Analyzed my installation technique and figured out how to streamline all functions that took too much time. Really tried to have ongoing improvement on technique and behaviors/speed. Sometimes it meant new tools, sometimes a new methodology. Looking internally at all the things that you can control and acting on them/trying them out can yield amazing results.
I have doubled and sometimes tripled what I make in a day by doing very simple things and always looking for a better way. When I get to put my shop together I would like to come buy you lunch and see how I should be using my slider.
Well, actually I am visiting here in Texas (came to go to the AWFS) for another month.
I would love to hear your ideas and experiences on installing. I had just about given up on installing before I sold my shop. I was still somewhat convinced that "No one could install my cabinets as well as me." But the truth is I never made money installing, and there are very good install crews out there.
As for the cost for my company's (New CNC) machine, let's just say less than a new pickup. The machine runs under $5.50 per hour on a 5 year lease. By the way, after 5 years, the per hour goes to $0. (Try to hire a guy for that! $5.50 for the first 5 years, then free for life.)
Now let's assume your fancy CNC will cut 1 sheet every 20 minutes (I know they can do it faster, but let's use 20). That's a total of 134 hours per year your machine will run, or ~11.5 hours per month.
Assume a monthly payment of $500, which is probably low, and you have $43.50 per hour.
The CNC needs to be running all the time to get it down to $5.50 per hour. I know you can increase capacity because now you have the extra speed, but you have to have the sales to increase the capacity, and with the current economy most of us don't have the sales to justify the cost. Maybe one day, but not right now.
150+ thousand dollar CNC machines are a different story. They can cut complicated patterns and do all the boring (with dedicated x/y lines boring heads) in 10 to 15 minutes. That is impressive.
We tried outsourcing parts but due to the custom nature of our shop, ever changing materials made this difficult. So we are buying one of those 150k routers. We have many reasons; most have been noted in the previous posts, but for us there is one more. It is becoming increasingly harder to find skilled men who can produce at this rate and quality. We need to free up our skilled men for more complicated higher value work than basic cabinets.

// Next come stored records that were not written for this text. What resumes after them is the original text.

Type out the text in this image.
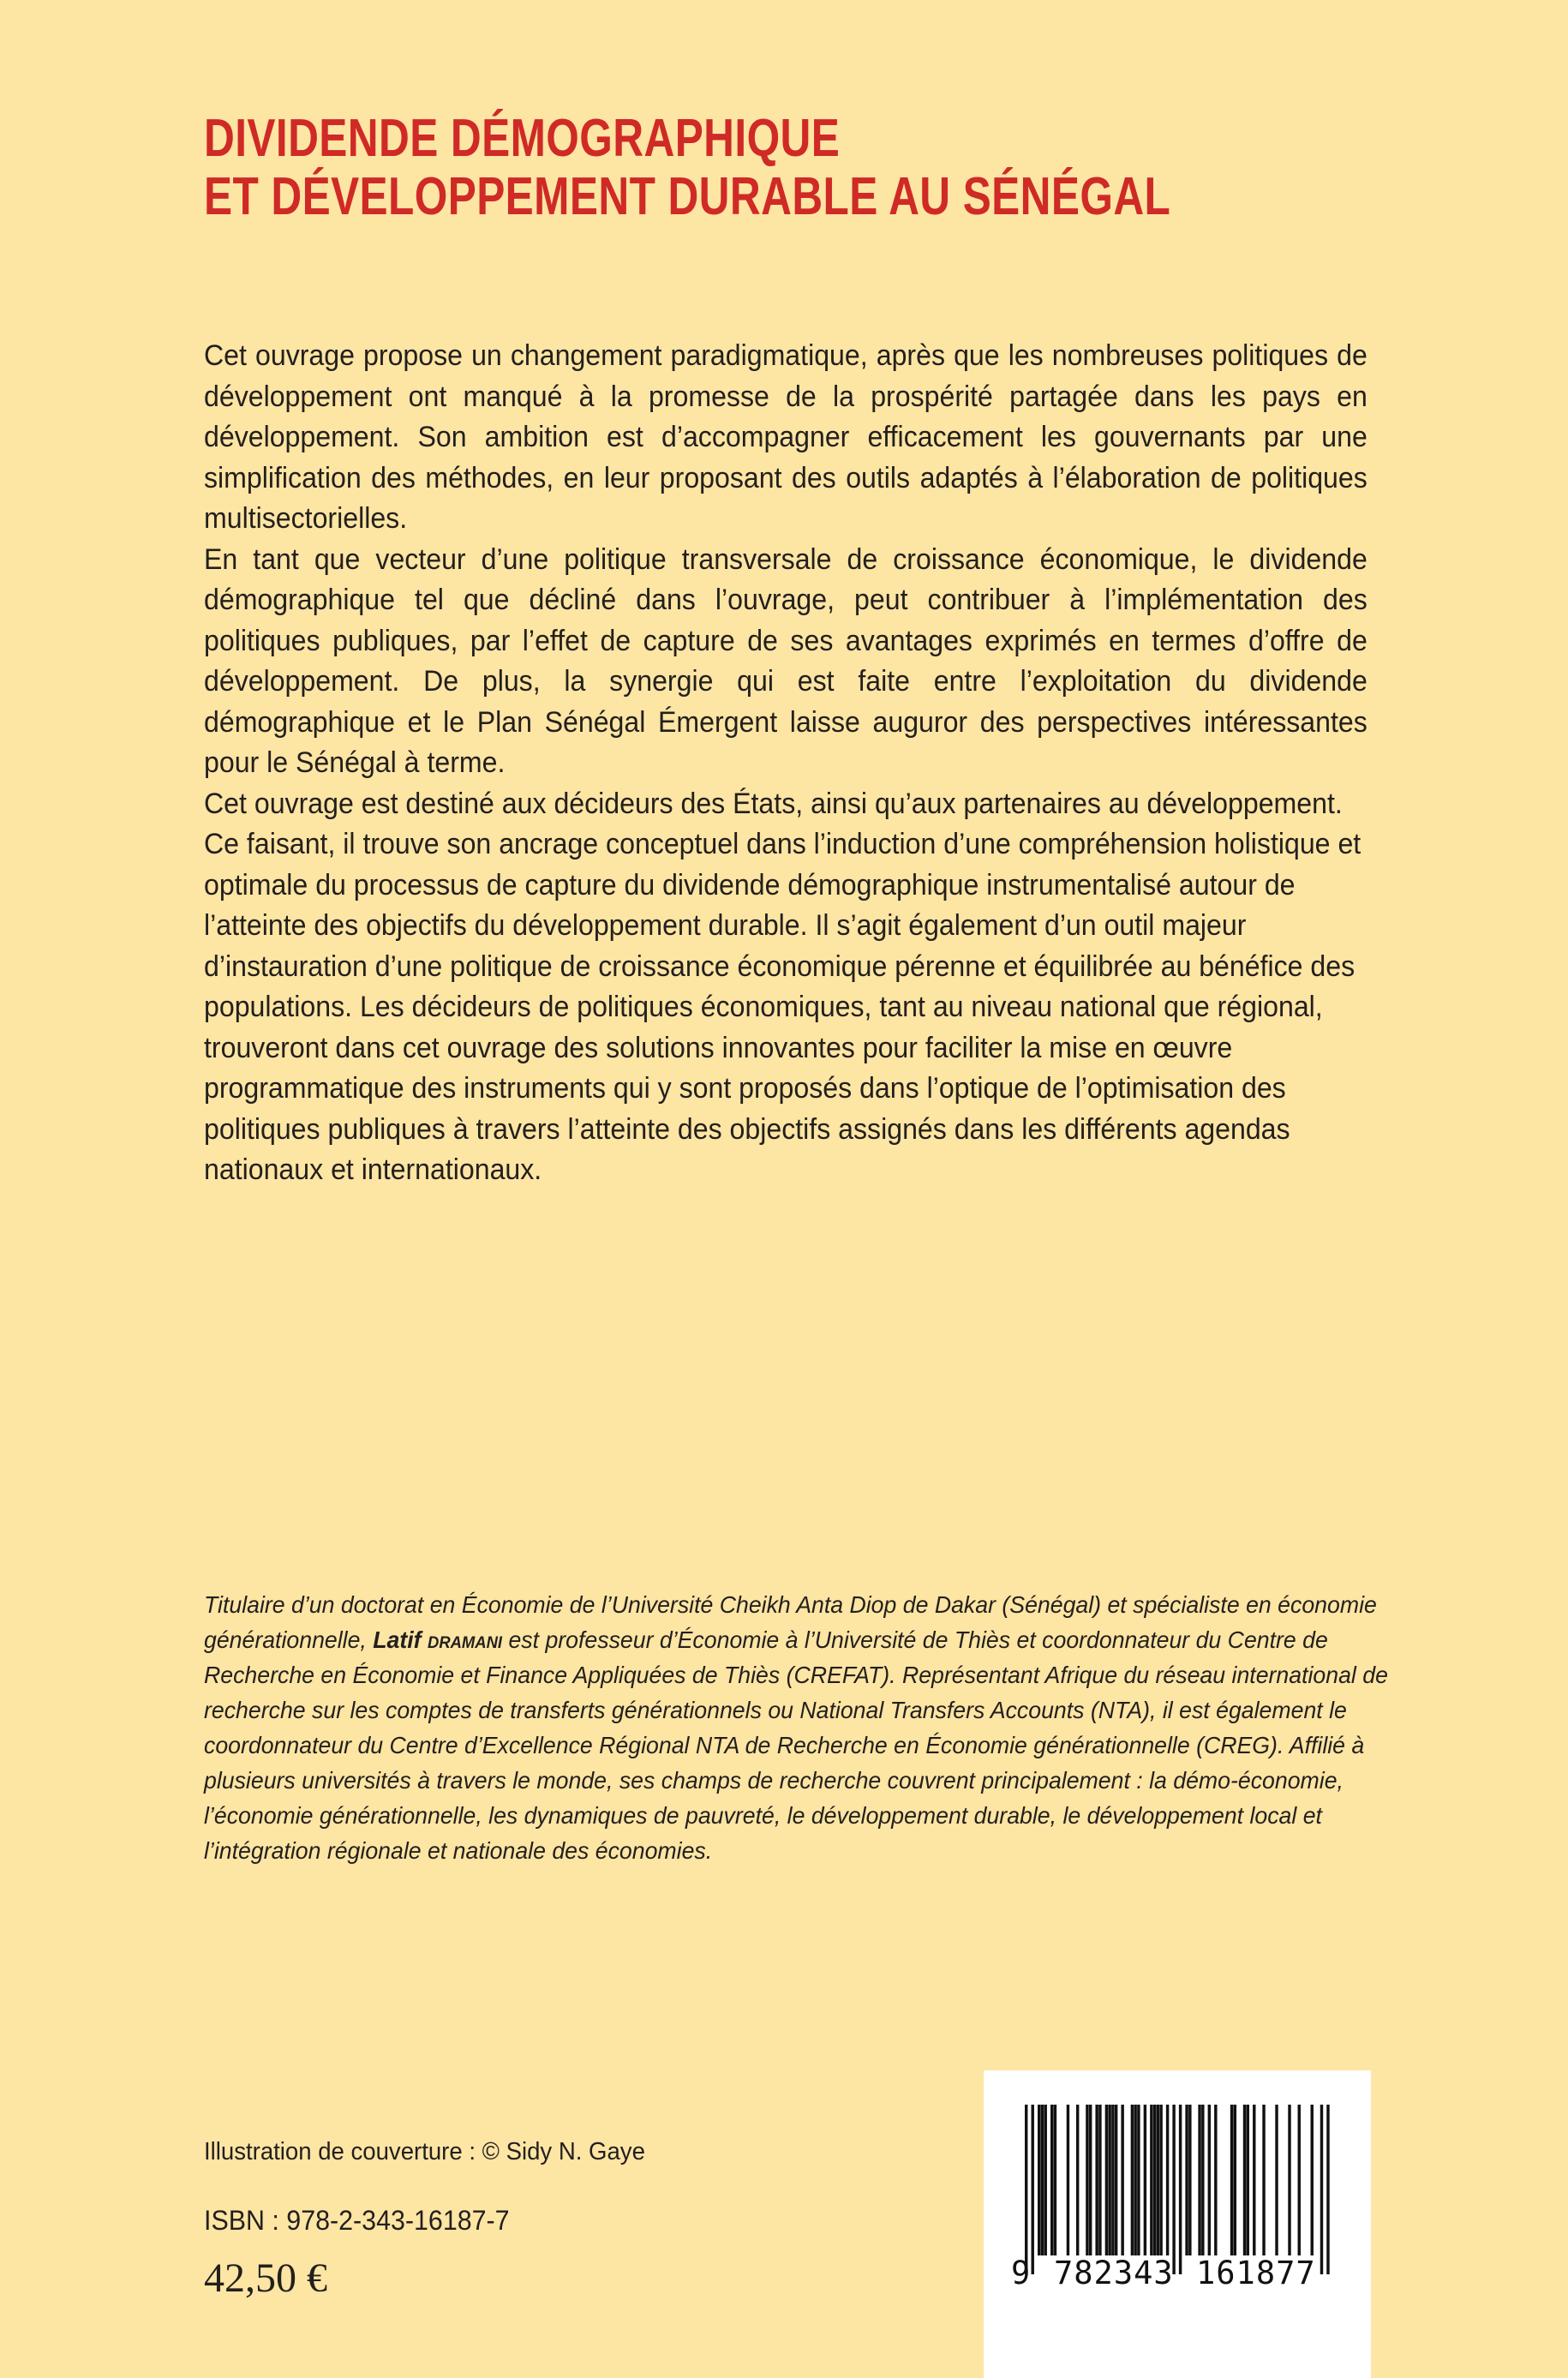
DIVIDENDE DÉMOGRAPHIQUE
ET DÉVELOPPEMENT DURABLE AU SÉNÉGAL

Cet ouvrage propose un changement paradigmatique, après que les nombreuses politiques de développement ont manqué à la promesse de la prospérité partagée dans les pays en développement. Son ambition est d’accompagner efficacement les gouvernants par une simplification des méthodes, en leur proposant des outils adaptés à l’élaboration de politiques multisectorielles.

En tant que vecteur d’une politique transversale de croissance économique, le dividende démographique tel que décliné dans l’ouvrage, peut contribuer à l’implémentation des politiques publiques, par l’effet de capture de ses avantages exprimés en termes d’offre de développement. De plus, la synergie qui est faite entre l’exploitation du dividende démographique et le Plan Sénégal Émergent laisse auguror des perspectives intéressantes pour le Sénégal à terme.

Cet ouvrage est destiné aux décideurs des États, ainsi qu’aux partenaires au développement. Ce faisant, il trouve son ancrage conceptuel dans l’induction d’une compréhension holistique et optimale du processus de capture du dividende démographique instrumentalisé autour de l’atteinte des objectifs du développement durable. Il s’agit également d’un outil majeur d’instauration d’une politique de croissance économique pérenne et équilibrée au bénéfice des populations. Les décideurs de politiques économiques, tant au niveau national que régional, trouveront dans cet ouvrage des solutions innovantes pour faciliter la mise en œuvre programmatique des instruments qui y sont proposés dans l’optique de l’optimisation des politiques publiques à travers l’atteinte des objectifs assignés dans les différents agendas nationaux et internationaux.

Titulaire d’un doctorat en Économie de l’Université Cheikh Anta Diop de Dakar (Sénégal) et spécialiste en économie générationnelle, Latif dramani est professeur d’Économie à l’Université de Thiès et coordonnateur du Centre de Recherche en Économie et Finance Appliquées de Thiès (CREFAT). Représentant Afrique du réseau international de recherche sur les comptes de transferts générationnels ou National Transfers Accounts (NTA), il est également le coordonnateur du Centre d’Excellence Régional NTA de Recherche en Économie générationnelle (CREG). Affilié à plusieurs universités à travers le monde, ses champs de recherche couvrent principalement : la démo-économie, l’économie générationnelle, les dynamiques de pauvreté, le développement durable, le développement local et l’intégration régionale et nationale des économies.

Illustration de couverture : © Sidy N. Gaye
ISBN : 978-2-343-16187-7
42,50 €	9 782343 161877
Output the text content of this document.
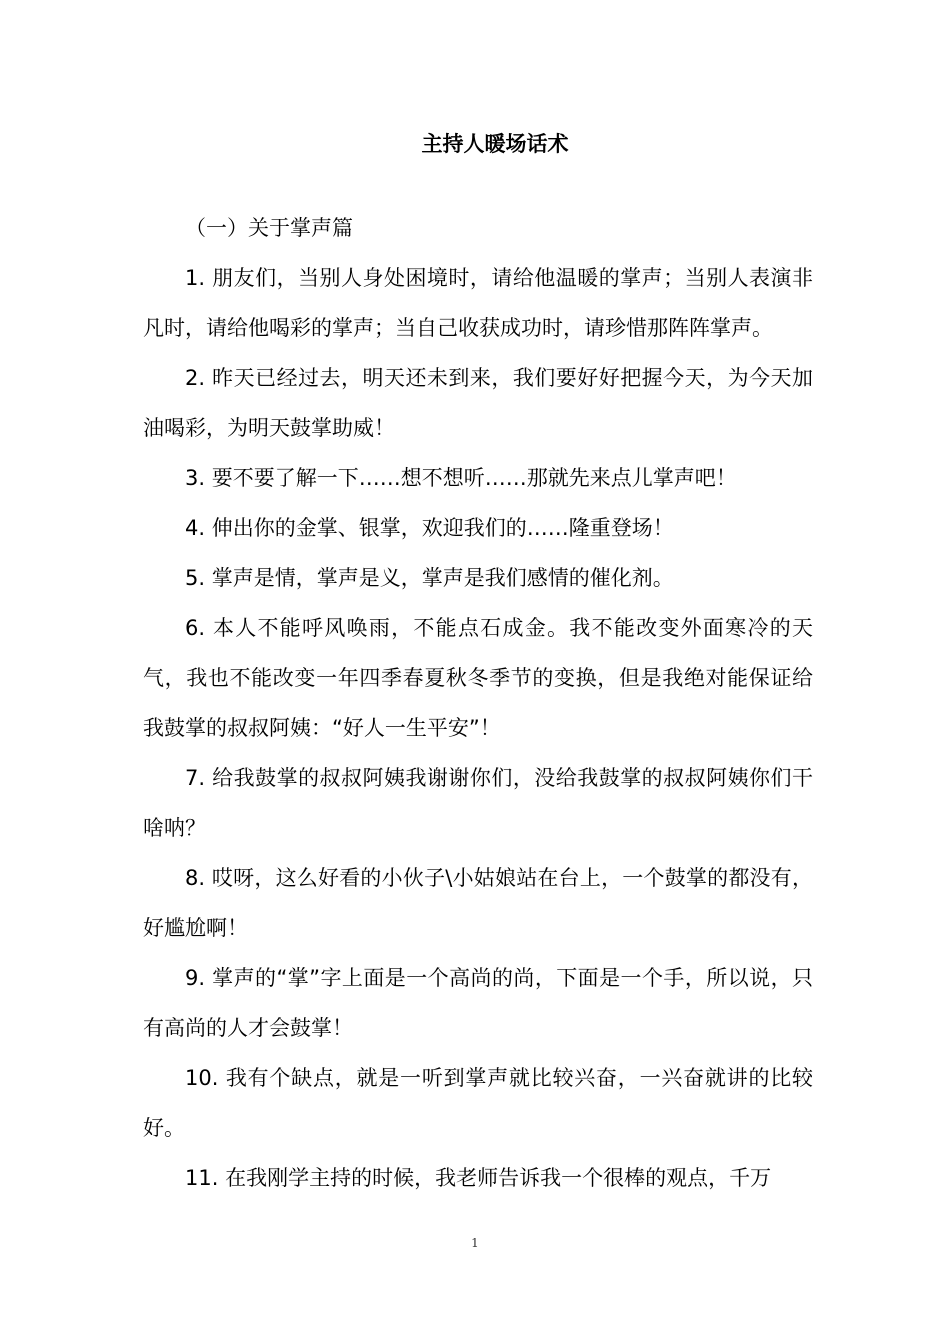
主持人暖场话术

（一）关于掌声篇

1. 朋友们，当别人身处困境时，请给他温暖的掌声；当别人表演非凡时，请给他喝彩的掌声；当自己收获成功时，请珍惜那阵阵掌声。

2. 昨天已经过去，明天还未到来，我们要好好把握今天，为今天加油喝彩，为明天鼓掌助威！

3. 要不要了解一下……想不想听……那就先来点儿掌声吧！

4. 伸出你的金掌、银掌，欢迎我们的……隆重登场！

5. 掌声是情，掌声是义，掌声是我们感情的催化剂。

6. 本人不能呼风唤雨，不能点石成金。我不能改变外面寒冷的天气，我也不能改变一年四季春夏秋冬季节的变换，但是我绝对能保证给我鼓掌的叔叔阿姨：“好人一生平安”！

7. 给我鼓掌的叔叔阿姨我谢谢你们，没给我鼓掌的叔叔阿姨你们干啥呐？

8. 哎呀，这么好看的小伙子\小姑娘站在台上，一个鼓掌的都没有，好尴尬啊！

9. 掌声的“掌”字上面是一个高尚的尚，下面是一个手，所以说，只有高尚的人才会鼓掌！

10. 我有个缺点，就是一听到掌声就比较兴奋，一兴奋就讲的比较好。

11. 在我刚学主持的时候，我老师告诉我一个很棒的观点，千万

1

Second reason is I already draw all our job in CV and it is machine ready. We feel we can cut out the time from when I give a guy a set of drawings and cut list and he gets it to the saw with a full understanding of the job. If it is drawn right it will be cut and labeled right... no confusion or miscommunication.
I have a slider, 5 station edgebander, three boring machines (one three head , and two 2 head vertical boring machines). Also a hinge machine and dowel gun.
We don't have a case clamp, so we use confirmats to close up the dowelled joints. We also use a hot glue gun to secure the backs in the dado and hold the case square while the dowels dry.
It takes us 30 to 45 minutes to make one cabinet and we can make a cabinet every 10 to 15 minutes. We make our doors on a different line and they are started around 18 hours before so they will meet the cabinets for final assembly. There are usually 6 to 8 guys on the case work line, which include final assembly and stretch wrapping.
CNC is quite possibly a great option for you, but I suspect you can speed up the operation without adding much machinery. Have you ever taken any courses on Lean manufacturing?